Sunday, December 4, 2011

“And so this is Christmas…”

In America there is atleast an acknowledgement of numerous December holidays, including Hanukah.  But here in London it is Christmas baby, and you can’t help but get in the spirit.

And so we trod off to see the lights on Oxford and Regent Street, we ice skate in Kensington, Winter Wonderland in Hyde Park and then we go to the Christmas Pantomime Show.  Because that is what Brits do. 

What is the Christmas Panto, you ask?  Don’t think Marcel Marceau, think fairy tales with cross dressing step sisters, old women singing Lady Gaga, a gay fellow named Buttons and lots of sight gags that make six year old’s laugh so hard that milk flows through their noses.

My wife got us all tickets for the Cinderella Panto.  As a side note, it just so happens that my wife is out of the country on the day of the show leaving me to explain to my children (11, 13, 15) why we are going to a theatre populated by people wearing big boy pull up diapers and celebrating their 6th birthday party.

Here is how the Panto game is played:  The evil step-sisters are sleeping in a haunted room and every time they look for the ghost, they can’t find him.  But the ghost is standing right behind them and the crowd screams with vigor, “They’re behind you.”  Or another witty one includes the aforementioned Buttons who yells, “How ya doin?” to the crowd which in turn raises its hands and screams, “Top Bananas!”

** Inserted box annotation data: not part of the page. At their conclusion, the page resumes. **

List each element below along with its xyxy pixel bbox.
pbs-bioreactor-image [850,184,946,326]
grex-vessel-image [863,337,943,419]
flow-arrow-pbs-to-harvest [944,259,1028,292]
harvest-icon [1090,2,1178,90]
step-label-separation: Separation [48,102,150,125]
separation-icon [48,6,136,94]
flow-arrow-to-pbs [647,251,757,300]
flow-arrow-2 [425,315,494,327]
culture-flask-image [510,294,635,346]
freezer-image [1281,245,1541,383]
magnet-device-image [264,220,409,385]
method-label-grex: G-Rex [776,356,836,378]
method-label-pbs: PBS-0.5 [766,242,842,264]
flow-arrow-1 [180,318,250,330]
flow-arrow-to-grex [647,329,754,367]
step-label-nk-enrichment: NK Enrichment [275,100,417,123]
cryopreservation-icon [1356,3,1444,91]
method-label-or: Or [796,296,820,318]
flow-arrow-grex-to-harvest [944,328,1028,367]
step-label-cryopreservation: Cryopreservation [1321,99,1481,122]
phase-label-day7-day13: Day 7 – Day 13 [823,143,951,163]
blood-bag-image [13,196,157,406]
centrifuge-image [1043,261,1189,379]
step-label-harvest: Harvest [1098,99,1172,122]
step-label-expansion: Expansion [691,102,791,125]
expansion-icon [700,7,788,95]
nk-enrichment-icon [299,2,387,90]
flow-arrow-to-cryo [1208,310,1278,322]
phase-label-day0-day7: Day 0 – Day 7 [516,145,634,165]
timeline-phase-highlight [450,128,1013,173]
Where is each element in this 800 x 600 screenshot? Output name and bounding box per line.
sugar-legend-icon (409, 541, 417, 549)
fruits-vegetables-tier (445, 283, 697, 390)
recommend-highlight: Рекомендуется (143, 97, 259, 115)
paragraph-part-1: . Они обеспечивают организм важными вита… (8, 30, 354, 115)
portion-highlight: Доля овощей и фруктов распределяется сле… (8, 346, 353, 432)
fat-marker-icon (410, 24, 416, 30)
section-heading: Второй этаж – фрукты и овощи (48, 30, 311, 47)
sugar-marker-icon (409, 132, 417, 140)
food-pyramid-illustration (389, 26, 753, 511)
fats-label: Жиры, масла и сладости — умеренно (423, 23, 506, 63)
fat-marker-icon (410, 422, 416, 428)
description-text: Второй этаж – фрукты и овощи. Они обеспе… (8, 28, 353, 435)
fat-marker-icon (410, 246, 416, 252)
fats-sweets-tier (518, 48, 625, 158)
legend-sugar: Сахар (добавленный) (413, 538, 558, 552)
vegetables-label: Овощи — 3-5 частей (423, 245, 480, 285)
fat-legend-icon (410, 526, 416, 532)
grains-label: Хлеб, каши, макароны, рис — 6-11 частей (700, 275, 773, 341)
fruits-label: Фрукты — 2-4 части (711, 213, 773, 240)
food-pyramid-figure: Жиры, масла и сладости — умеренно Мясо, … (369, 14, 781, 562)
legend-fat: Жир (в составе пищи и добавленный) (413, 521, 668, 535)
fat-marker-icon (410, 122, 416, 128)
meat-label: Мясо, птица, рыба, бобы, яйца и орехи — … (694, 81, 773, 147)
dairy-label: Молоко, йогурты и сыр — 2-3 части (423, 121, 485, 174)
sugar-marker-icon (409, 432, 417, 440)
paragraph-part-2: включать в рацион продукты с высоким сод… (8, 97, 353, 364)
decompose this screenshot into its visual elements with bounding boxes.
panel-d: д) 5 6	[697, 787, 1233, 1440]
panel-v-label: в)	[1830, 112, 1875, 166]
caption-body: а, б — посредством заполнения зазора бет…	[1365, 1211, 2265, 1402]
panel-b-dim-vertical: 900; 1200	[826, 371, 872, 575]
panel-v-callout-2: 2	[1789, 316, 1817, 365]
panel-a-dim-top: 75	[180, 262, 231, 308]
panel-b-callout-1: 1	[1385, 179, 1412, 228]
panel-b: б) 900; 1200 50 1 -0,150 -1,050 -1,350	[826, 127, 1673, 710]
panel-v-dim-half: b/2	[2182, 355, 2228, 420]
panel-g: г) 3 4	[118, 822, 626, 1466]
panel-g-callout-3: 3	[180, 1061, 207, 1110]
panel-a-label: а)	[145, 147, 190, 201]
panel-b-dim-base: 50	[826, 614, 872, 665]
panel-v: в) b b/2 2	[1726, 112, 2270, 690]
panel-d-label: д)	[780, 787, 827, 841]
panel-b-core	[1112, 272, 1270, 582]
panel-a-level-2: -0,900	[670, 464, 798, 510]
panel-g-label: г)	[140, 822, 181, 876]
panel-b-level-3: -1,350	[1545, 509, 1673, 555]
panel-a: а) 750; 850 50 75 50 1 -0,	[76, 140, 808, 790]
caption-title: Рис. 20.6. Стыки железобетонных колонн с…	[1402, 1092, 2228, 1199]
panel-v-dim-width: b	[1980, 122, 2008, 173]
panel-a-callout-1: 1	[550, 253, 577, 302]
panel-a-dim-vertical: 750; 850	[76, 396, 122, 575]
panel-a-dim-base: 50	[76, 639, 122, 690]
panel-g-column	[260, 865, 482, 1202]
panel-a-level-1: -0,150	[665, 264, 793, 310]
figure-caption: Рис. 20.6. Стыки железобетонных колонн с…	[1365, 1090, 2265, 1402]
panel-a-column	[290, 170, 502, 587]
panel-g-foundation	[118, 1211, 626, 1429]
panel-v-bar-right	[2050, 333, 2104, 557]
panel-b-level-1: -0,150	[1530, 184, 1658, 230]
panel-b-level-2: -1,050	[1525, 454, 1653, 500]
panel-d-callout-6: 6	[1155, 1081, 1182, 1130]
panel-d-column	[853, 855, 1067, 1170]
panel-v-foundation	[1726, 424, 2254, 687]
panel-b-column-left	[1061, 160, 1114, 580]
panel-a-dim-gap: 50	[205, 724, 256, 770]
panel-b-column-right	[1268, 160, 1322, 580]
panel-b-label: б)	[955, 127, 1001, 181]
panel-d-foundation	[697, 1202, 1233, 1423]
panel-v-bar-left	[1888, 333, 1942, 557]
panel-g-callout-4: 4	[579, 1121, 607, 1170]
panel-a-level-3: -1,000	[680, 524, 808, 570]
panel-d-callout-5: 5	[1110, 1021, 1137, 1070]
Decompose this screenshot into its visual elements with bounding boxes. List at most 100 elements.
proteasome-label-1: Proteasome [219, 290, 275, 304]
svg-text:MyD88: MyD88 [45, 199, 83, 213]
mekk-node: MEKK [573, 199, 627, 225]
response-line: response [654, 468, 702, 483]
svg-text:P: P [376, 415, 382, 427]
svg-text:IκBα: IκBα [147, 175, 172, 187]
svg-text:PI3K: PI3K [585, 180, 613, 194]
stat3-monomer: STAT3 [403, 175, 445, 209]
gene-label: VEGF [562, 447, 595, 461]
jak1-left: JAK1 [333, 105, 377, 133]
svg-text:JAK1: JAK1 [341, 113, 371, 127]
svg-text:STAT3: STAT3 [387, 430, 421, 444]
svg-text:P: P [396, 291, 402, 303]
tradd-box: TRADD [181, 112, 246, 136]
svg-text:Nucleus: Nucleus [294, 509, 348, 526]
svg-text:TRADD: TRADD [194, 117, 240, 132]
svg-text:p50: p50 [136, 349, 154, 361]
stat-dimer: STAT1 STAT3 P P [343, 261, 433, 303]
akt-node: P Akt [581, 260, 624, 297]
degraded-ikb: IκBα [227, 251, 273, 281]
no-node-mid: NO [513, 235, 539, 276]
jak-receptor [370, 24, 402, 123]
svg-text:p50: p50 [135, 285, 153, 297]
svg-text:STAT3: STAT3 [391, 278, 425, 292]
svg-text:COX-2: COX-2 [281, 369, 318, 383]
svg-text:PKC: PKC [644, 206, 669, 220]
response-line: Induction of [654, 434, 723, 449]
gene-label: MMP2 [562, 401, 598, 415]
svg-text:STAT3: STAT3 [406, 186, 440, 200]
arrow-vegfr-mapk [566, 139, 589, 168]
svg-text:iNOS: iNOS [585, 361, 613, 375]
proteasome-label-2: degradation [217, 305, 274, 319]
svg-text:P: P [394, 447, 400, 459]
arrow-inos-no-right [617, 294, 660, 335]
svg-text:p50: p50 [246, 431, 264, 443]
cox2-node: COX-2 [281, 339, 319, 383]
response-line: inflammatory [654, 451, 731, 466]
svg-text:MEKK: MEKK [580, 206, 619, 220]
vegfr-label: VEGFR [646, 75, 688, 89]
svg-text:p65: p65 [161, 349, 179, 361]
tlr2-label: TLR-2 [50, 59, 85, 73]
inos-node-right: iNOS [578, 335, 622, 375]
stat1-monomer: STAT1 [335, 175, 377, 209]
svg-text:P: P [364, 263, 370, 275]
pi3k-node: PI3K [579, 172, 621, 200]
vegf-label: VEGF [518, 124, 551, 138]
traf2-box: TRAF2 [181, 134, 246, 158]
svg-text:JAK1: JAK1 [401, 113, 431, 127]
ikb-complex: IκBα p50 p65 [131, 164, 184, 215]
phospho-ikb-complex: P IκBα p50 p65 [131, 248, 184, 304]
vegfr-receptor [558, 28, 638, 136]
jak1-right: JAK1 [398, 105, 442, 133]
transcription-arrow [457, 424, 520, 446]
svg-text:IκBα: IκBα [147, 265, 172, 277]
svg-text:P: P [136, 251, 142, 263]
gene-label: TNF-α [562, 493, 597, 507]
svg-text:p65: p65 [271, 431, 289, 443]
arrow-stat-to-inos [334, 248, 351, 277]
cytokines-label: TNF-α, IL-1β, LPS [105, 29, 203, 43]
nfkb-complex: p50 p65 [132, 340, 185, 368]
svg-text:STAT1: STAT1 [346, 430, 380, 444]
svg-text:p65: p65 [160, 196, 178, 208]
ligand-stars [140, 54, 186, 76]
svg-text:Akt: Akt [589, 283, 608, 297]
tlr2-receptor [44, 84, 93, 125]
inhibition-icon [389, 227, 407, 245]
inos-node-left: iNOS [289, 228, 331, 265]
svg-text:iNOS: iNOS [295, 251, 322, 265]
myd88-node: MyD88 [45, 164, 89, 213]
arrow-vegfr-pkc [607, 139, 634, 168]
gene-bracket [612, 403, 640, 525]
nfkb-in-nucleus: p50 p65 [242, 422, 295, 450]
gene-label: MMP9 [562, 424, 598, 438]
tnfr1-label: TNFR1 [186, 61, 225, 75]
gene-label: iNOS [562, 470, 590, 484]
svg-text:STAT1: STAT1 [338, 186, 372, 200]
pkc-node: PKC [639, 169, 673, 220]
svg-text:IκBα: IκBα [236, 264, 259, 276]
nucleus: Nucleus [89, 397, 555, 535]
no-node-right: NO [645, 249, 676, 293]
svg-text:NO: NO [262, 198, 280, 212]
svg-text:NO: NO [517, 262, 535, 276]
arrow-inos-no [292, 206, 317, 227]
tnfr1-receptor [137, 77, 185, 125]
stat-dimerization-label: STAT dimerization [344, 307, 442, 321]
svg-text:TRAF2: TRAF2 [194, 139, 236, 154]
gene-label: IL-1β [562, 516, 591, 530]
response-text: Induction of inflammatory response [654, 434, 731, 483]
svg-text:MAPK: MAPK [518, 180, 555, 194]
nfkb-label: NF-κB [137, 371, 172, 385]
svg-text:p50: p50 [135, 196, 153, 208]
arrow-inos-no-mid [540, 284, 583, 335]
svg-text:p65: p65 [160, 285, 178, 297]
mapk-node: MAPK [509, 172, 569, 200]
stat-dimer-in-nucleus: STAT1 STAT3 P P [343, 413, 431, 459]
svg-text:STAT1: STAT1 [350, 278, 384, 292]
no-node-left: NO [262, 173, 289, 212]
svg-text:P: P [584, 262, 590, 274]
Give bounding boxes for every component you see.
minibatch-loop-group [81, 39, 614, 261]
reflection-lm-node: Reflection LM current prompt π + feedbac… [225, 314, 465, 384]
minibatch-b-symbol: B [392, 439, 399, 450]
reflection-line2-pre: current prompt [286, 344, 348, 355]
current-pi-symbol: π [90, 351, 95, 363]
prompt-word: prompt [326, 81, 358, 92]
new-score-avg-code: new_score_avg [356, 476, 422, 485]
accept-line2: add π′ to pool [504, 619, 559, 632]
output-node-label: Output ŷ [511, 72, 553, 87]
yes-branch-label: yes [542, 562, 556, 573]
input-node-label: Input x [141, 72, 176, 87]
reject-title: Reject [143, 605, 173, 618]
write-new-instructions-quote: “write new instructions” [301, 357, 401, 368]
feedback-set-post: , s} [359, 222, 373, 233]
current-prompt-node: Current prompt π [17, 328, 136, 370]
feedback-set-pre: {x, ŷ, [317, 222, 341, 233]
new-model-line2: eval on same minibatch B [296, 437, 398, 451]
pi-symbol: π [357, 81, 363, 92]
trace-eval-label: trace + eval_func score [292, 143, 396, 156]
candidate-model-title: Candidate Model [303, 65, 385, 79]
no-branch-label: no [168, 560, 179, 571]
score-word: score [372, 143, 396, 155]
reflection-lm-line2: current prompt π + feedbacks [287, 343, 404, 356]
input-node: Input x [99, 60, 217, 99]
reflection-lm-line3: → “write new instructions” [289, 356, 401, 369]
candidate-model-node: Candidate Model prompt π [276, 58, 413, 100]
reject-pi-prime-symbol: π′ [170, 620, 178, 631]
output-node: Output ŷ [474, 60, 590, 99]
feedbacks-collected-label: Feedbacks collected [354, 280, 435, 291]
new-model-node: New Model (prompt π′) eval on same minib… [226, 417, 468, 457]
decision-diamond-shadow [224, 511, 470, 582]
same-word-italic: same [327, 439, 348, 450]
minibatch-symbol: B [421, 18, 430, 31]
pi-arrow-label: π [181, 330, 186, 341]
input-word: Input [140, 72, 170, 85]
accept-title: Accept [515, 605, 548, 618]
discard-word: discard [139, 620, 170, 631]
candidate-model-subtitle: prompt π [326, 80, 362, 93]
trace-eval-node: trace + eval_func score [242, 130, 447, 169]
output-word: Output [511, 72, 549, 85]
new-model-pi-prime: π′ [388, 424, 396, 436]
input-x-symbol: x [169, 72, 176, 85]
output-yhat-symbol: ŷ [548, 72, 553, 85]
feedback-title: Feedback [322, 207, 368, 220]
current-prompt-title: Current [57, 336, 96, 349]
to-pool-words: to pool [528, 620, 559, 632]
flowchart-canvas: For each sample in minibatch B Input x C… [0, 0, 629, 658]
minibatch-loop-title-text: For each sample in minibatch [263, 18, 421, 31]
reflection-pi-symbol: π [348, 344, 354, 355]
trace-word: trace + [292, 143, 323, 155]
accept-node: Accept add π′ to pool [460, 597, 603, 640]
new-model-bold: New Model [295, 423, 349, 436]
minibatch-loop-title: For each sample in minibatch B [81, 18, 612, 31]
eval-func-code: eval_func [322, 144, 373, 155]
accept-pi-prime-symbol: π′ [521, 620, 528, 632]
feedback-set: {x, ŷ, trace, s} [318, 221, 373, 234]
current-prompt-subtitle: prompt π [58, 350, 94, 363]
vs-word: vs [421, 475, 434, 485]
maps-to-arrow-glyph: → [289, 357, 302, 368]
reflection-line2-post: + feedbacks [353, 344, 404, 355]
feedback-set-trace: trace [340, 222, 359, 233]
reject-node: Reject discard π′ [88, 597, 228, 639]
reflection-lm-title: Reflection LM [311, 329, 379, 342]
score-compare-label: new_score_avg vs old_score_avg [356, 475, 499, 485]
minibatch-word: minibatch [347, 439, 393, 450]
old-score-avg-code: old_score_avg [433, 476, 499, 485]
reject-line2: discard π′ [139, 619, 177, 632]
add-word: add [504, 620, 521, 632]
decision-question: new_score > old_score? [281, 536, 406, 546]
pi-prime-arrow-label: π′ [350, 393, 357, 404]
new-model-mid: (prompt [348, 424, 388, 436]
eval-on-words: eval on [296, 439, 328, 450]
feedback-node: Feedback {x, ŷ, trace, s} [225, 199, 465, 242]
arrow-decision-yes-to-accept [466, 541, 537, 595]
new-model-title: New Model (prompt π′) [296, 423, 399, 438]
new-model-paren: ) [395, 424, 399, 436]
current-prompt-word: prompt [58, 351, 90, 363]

The shows run from Late November through January and while not explicitly about Christmas, it is an integral part of the British holiday experience.  The show is not silent, as I expected, instead it is filled with song and silliness that makes the under 7 crowd squeal.  They are always based on traditional stories that the audience is supposed to know, some of the shows this year include:  Sleeping Beauty, Aladdin, Beauty and the Beast and Jack and the Beanstalk.

There are modern twists to the story, including the fact that everyone calls the lead “Cinders” in this tale, and every year the stories are updated with topical jokes, some here included the Olympics, the press hacking scandal, unemployment and jokes about the dodgy neighborhood in which this particular theatre sat, called Hackney Empire.

The show peaks near the end when the horse, Clapton, saves the day by foiling the evil steps sisters (brothers) from stealing Cinders off in a hot air balloon. At which point the horse, (think horse from an elementary school play, not Warhorse), comes front and center to receive a medal and the entire crowd sings along to “Clip Clop Clapton, the Wonder Horse.”  Not once, not twice, but three times.

This was one of those Christmas traditions that we can say we’ve done, although as the winter solstice approaches next year, we may leave Clip Clop Clapton for the tourists.